Birgit Faber: “Wir sagen ja im TSV: ‘Wir bewegen dich, du bewegst uns, gemeinsam einen Sprung voraus.’
Wir bieten im TSV keinen Leistungssport an. Aber wir entwickeln Talente. Wir haben deswegen auch mehrere Leistungsstützpunkte unter unserem Dach. Das ist das Turnen männlich, das ist die Leichtathletik und das ist das Ringen. Auch für das Boxen und das Cheerleading streben wir an, Kinder gezielt zu fördern und zu entwickeln, sobald sie ein außerordentliches Talent zeigen.
Ab einem gewissen Entwicklungsstand schaffen wir es aber im TSV nicht mehr, die nötigen Voraussetzungen zu schaffen, damit die Kinder weiter in ihrem Sport wachsen können. Um im Spitzensport aktiv zu sein, müssen die Talente oft weiterziehen – dorthin, wo ihnen die entsprechenden Möglichkeiten offenstehen. Das ist bei uns schon oft passiert. Und wir freuen uns immer sehr, wenn diese angehenden Spitzensportler uns nicht vergessen und gern ab und zu noch einmal besuchen.”
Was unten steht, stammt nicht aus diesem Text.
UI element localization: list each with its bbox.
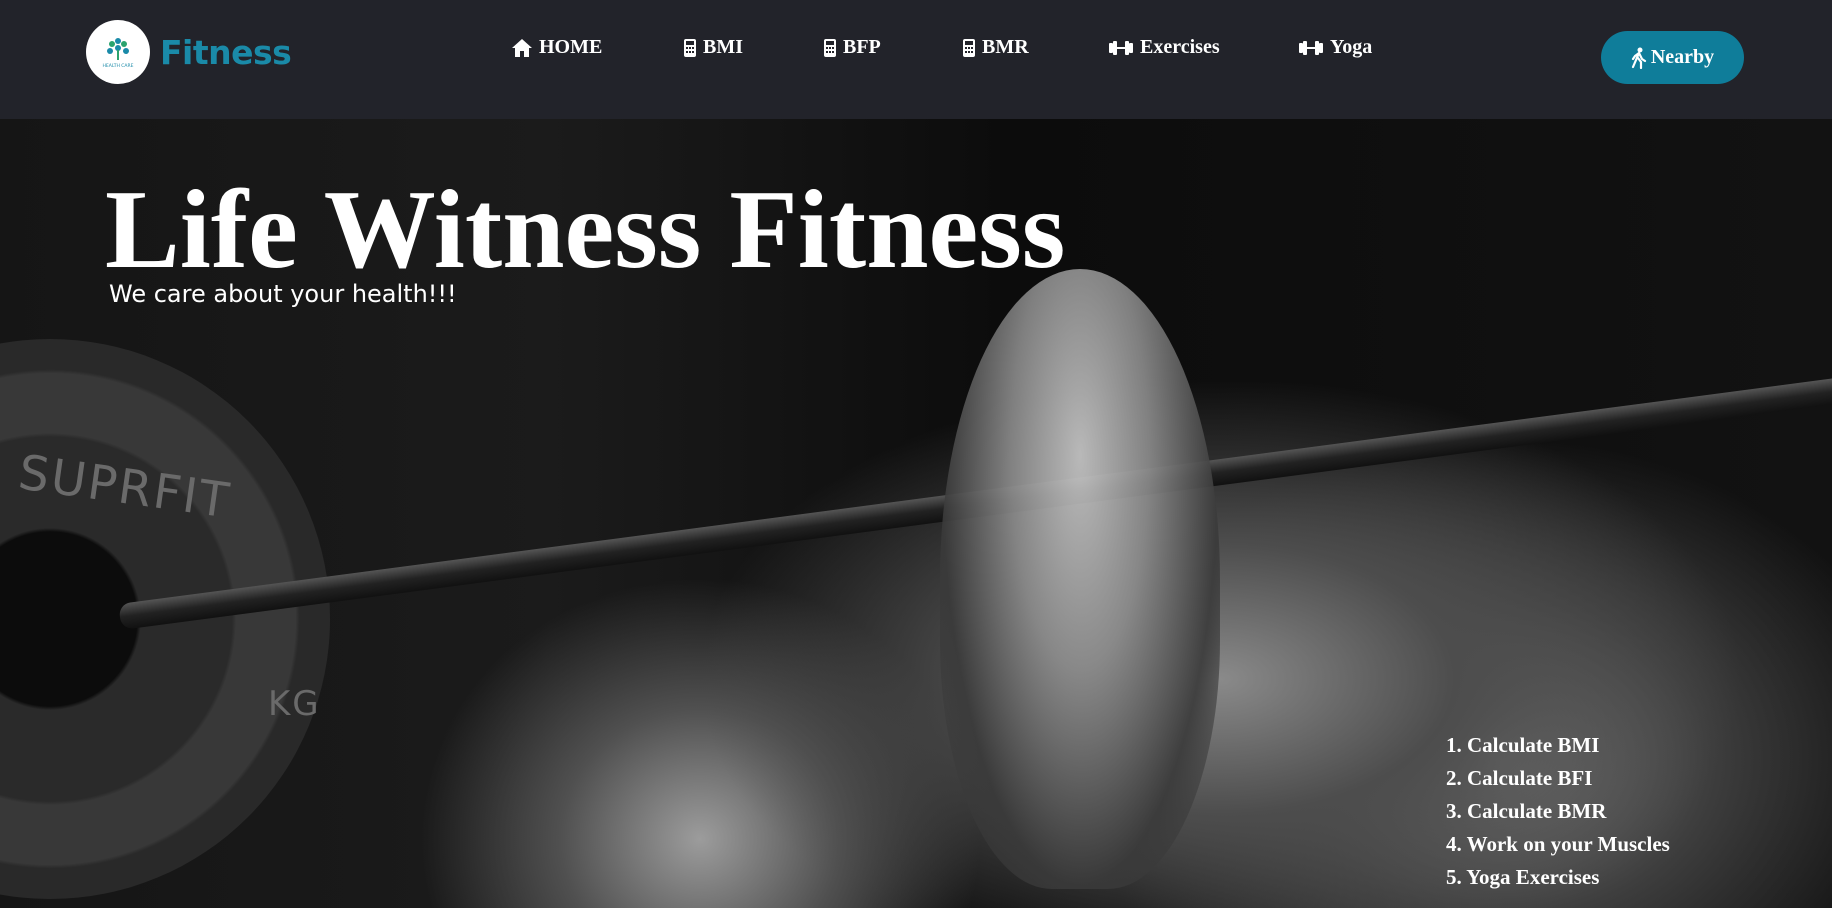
nearby-label: Nearby — [1650, 46, 1715, 68]
home-icon — [512, 38, 532, 57]
walking-icon — [1631, 47, 1646, 69]
nav-home-label: HOME — [539, 36, 603, 58]
nav-bmi[interactable]: BMI — [683, 36, 743, 59]
nav-bfp-label: BFP — [843, 36, 881, 58]
feature-item: 2. Calculate BFI — [1446, 766, 1593, 790]
nav-home[interactable]: HOME — [511, 36, 602, 59]
feature-item: 1. Calculate BMI — [1446, 733, 1600, 757]
nav-bfp[interactable]: BFP — [823, 36, 881, 59]
hero-subtitle: We care about your health!!! — [109, 280, 457, 308]
nav-bmr[interactable]: BMR — [962, 36, 1029, 59]
feature-item: 5. Yoga Exercises — [1446, 865, 1600, 889]
feature-list: 1. Calculate BMI 2. Calculate BFI 3. Cal… — [1446, 729, 1670, 894]
nav-bmi-label: BMI — [703, 36, 743, 58]
hero-section: SUPRFIT KG Life Witness Fitness We care … — [0, 119, 1832, 908]
site-header: HEALTH CARE Fitness HOME BMI BFP BMR Exe… — [0, 0, 1832, 119]
nav-exercises[interactable]: Exercises — [1108, 36, 1220, 59]
nav-yoga-label: Yoga — [1330, 36, 1373, 58]
main-nav: HOME BMI BFP BMR Exercises Yoga — [0, 36, 1832, 66]
nearby-button[interactable]: Nearby — [1601, 31, 1744, 84]
plate-kg-text: KG — [268, 684, 321, 724]
nav-exercises-label: Exercises — [1140, 36, 1220, 58]
calculator-icon — [684, 38, 696, 57]
dumbbell-icon — [1109, 40, 1133, 55]
feature-item: 4. Work on your Muscles — [1446, 832, 1670, 856]
nav-yoga[interactable]: Yoga — [1298, 36, 1372, 59]
feature-item: 3. Calculate BMR — [1446, 799, 1607, 823]
calculator-icon — [824, 38, 836, 57]
hero-title: Life Witness Fitness — [105, 168, 1066, 292]
calculator-icon — [963, 38, 975, 57]
dumbbell-icon — [1299, 40, 1323, 55]
nav-bmr-label: BMR — [982, 36, 1029, 58]
athlete-image — [940, 269, 1220, 889]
Jetzt ist es so, dass Boxen, nachdem es früher oft zur Prime Time im Fernsehen gezeigt wurde, langsam wieder populärer wird. Wir hatten ja schon mehrere große Box-Nächte in der Stadthalle, die sehr, sehr beeindruckend waren. Nun hat der TSV eine eigene Box-Abteilung auf die Beine gestellt. Magst du uns verraten, was ihr da für Pläne habt?
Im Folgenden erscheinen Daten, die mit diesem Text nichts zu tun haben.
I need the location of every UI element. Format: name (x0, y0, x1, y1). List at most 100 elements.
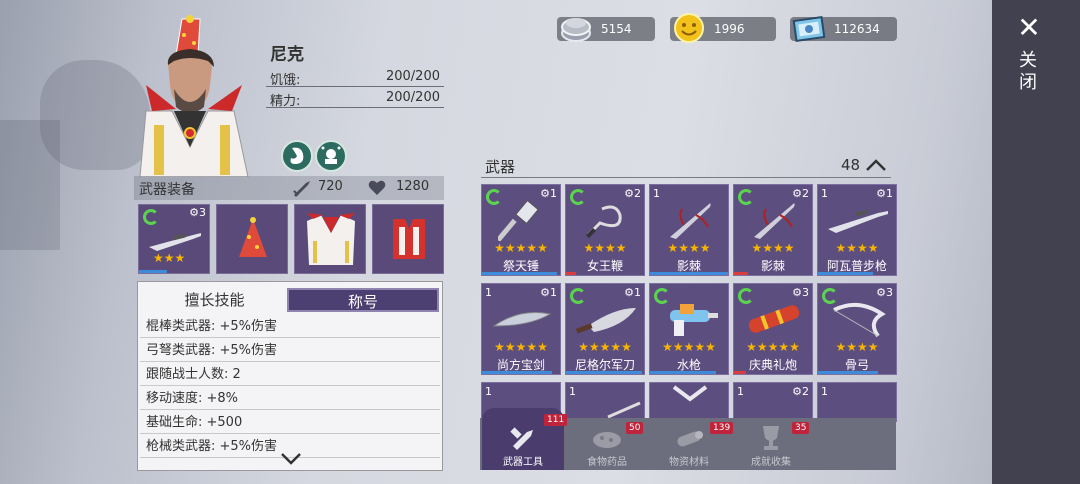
equip-slot-hat[interactable] (216, 204, 288, 274)
weapon-card[interactable]: 1 ⚙1 ★★★★ 阿瓦普步枪 (817, 184, 897, 276)
blade-icon (607, 401, 641, 419)
weapon-card[interactable]: 1 ★★★★ 影棘 (649, 184, 729, 276)
weapon-card[interactable] (649, 382, 729, 422)
skill-row: 基础生命: +500 (140, 412, 440, 434)
weapons-header: 武器 48 (481, 154, 891, 178)
durability-bar (818, 371, 878, 374)
weapons-count: 48 (841, 156, 861, 174)
item-count: 1 (821, 187, 828, 200)
gear-level: ⚙3 (876, 286, 893, 299)
durability-bar (482, 272, 557, 275)
weapon-card[interactable]: ⚙2 ★★★★ 女王鞭 (565, 184, 645, 276)
gear-level: ⚙1 (624, 286, 641, 299)
silver-coins-icon (561, 18, 591, 42)
durability-bar (139, 270, 167, 273)
gold-coins-value: 1996 (714, 22, 745, 36)
equip-slot-coat[interactable] (294, 204, 366, 274)
weapon-name: 女王鞭 (586, 259, 623, 273)
weapon-card[interactable]: 1 (817, 382, 897, 422)
durability-bar (650, 272, 728, 275)
stomach-buff-icon[interactable] (281, 140, 313, 172)
shadow-thorn-icon (670, 203, 711, 239)
weapon-stars: ★★★★ (667, 241, 711, 255)
gold-coin-icon (674, 13, 704, 43)
weapon-stars: ★★★★★ (494, 340, 548, 354)
tab-label: 食物药品 (587, 457, 627, 468)
heart-icon (368, 180, 386, 195)
durability-bar (566, 371, 642, 374)
weapon-card[interactable]: ⚙1 ★★★★★ 尼格尔军刀 (565, 283, 645, 375)
equipment-header: 武器装备 720 1280 (134, 176, 444, 200)
tab-materials[interactable]: 139 物资材料 (648, 418, 734, 470)
skill-row: 跟随战士人数: 2 (140, 364, 440, 386)
background-figure-left (0, 120, 60, 250)
weapon-card[interactable]: ⚙3 ★★★★★ 庆典礼炮 (733, 283, 813, 375)
weapon-tool-icon (510, 427, 533, 450)
energy-label: 精力: (270, 94, 301, 109)
celebration-cannon-icon (748, 305, 800, 333)
whip-icon (586, 205, 622, 238)
hammer-icon (498, 201, 539, 241)
weapon-card[interactable]: 1 ⚙1 ★★★★★ 尚方宝剑 (481, 283, 561, 375)
item-count: 1 (653, 187, 660, 200)
skill-row: 棍棒类武器: +5%伤害 (140, 316, 440, 338)
weapon-stars: ★★★★★ (746, 340, 800, 354)
currency-tickets: 112634 (790, 16, 897, 42)
weapon-card[interactable]: ⚙1 ★★★★★ 祭天锤 (481, 184, 561, 276)
chevron-down-icon (672, 385, 708, 402)
bone-bow-icon (833, 302, 886, 338)
right-sidebar: ✕ 关闭 (992, 0, 1080, 484)
weapon-card[interactable]: ★★★★★ 水枪 (649, 283, 729, 375)
item-count: 1 (569, 385, 576, 398)
food-icon (593, 432, 621, 448)
hunger-stat: 饥饿: 200/200 (266, 66, 444, 88)
tab-food-medicine[interactable]: 50 食物药品 (566, 418, 648, 470)
chevron-up-icon[interactable] (865, 156, 887, 174)
weapon-stars: ★★★★★ (494, 241, 548, 255)
close-button-label[interactable]: 关闭 (1017, 50, 1039, 94)
weapons-title: 武器 (485, 158, 516, 176)
currency-gold: 1996 (670, 13, 776, 43)
tab-title[interactable]: 称号 (287, 288, 439, 312)
machete-icon (575, 308, 636, 334)
fish-sword-icon (492, 312, 552, 327)
character-portrait (139, 15, 249, 177)
wood-log-icon (677, 431, 703, 447)
tab-achievements[interactable]: 35 成就收集 (730, 418, 812, 470)
party-hat-icon (239, 217, 267, 257)
weapon-card[interactable]: 1 ⚙2 (733, 382, 813, 422)
weapon-stars: ★★★★★ (578, 340, 632, 354)
durability-bar (566, 272, 576, 275)
tab-skills[interactable]: 擅长技能 (142, 288, 287, 312)
equip-slot-vest[interactable] (372, 204, 444, 274)
skill-row: 移动速度: +8% (140, 388, 440, 410)
equipment-title: 武器装备 (139, 182, 195, 198)
coat-icon (307, 213, 355, 265)
durability-bar (734, 272, 748, 275)
recycle-icon (143, 209, 159, 225)
durability-bar (734, 371, 746, 374)
hunger-value: 200/200 (385, 69, 440, 84)
item-count: 1 (821, 385, 828, 398)
chevron-down-icon[interactable] (280, 451, 302, 467)
tab-badge: 50 (626, 422, 644, 434)
tab-weapons-tools[interactable]: 111 武器工具 (482, 408, 568, 470)
rest-buff-icon[interactable] (315, 140, 347, 172)
weapon-stars: ★★★★ (583, 241, 627, 255)
sniper-rifle-icon (149, 233, 201, 251)
equip-slot-weapon[interactable]: ⚙3 ★★★ (138, 204, 210, 274)
tab-badge: 35 (792, 422, 810, 434)
photo-ticket-icon (792, 16, 826, 42)
tab-label: 成就收集 (751, 457, 791, 468)
weapon-card[interactable]: 1 (565, 382, 645, 422)
attack-value: 720 (318, 179, 343, 194)
skill-row: 弓弩类武器: +5%伤害 (140, 340, 440, 362)
item-count: 1 (485, 286, 492, 299)
weapon-card[interactable]: ⚙2 ★★★★ 影棘 (733, 184, 813, 276)
weapon-card[interactable]: ⚙3 ★★★★ 骨弓 (817, 283, 897, 375)
vest-icon (393, 219, 425, 259)
gear-level: ⚙1 (876, 187, 893, 200)
close-icon[interactable]: ✕ (1015, 14, 1043, 42)
energy-stat: 精力: 200/200 (266, 87, 444, 109)
gear-level: ⚙3 (189, 206, 206, 219)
Birgit Faber: “Ja, gern. Zunächst einmal: Bei uns im TSV gibt es keine Abteilungen, sondern nur Sportfachbereiche. Das klingt in meinen Ohren besser.
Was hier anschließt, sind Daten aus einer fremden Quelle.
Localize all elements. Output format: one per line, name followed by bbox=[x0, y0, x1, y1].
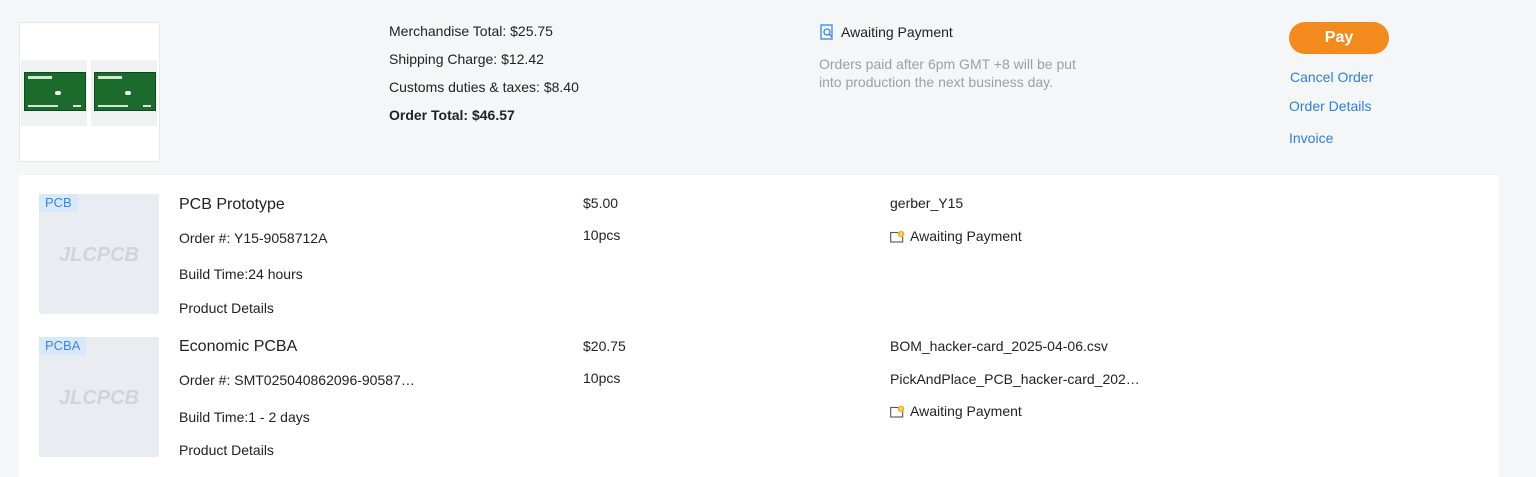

Im Boxen haben wir außerordentlich engagierte Trainerinnen und Trainer, wie auch in den anderen Bereichen. Sie sind erst vor vier Jahren zu uns gestoßen, die Entwicklung verläuft aber rasant.
Leider schaffen wir es nicht, dem Boxen in unseren bereits vorhandenen Falkenseer Sportstätten eine feste Heimat zu geben. Aus diesem Grund haben wir nun einen Raum hinter der ARAL-Tankstelle angemietet, den wir zurzeit herrichten und in dem später auch ständig ein richtiger Boxring stehen soll. Diesen Boxraum möchten wir gern schon im April eröffnen. Anschließend können kleine Kinder, aber auch Jugendliche und Erwachsene bei uns zum Training kommen. Wir möchten in Falkensee eine starke Adresse für den Boxsport werden.”
Wenn man jetzt den Sport ins Visier nimmt und in die Zukunft schaut in Deutschland, ist das ein rosaplüschiger Blick oder eher einer mit schwarzen Wolken?
Birgit Faber: “Wir brauchen klare sportverlässliche Gesetze. Wir brauchen eine klare Sportförderung. Und wir hätten sehr gerne einen eigenen Staatsminister im Bundeskanzleramt, der nur für den Sport und das Ehrenamt zuständig ist. Das wäre unsere Forderung an die Politik.
Je nachdem, wie die Politik das umsetzt, fällt unser Blick in die Zukunft rosarot oder dunkel bewölkt aus.
Außerdem sage ich gerade nach dem Erlebnis in Paris: Wir wollen Olympia, wir brauchen Olympia. Es waren hervorragende Spiele in Paris, die viel für den Sport getan haben. Ich bin der Meinung, dass wir das auch in Deutschland können. Am liebsten natürlich in Berlin oder Brandenburg.”
Dann bedanke ich mich sehr, dass du heute bei uns warst.
Birgit Faber: “Ich bedanke mich auch und lade alle Leser ein: Kommt in die Vereine, bewegt euch mehr und nutzt alle Chancen, die ihr habt, um gesund zu bleiben. Ich würde mich freuen, wenn sich die Menschen noch mehr in unserer Gesellschaft engagieren würden. Mein Slogan für 2025 ist: Vom ICH zum WIR!” (Fotos: CS)
Dieser Artikel stammt aus „Unser Havelland“ Ausgabe 228 (3/2025).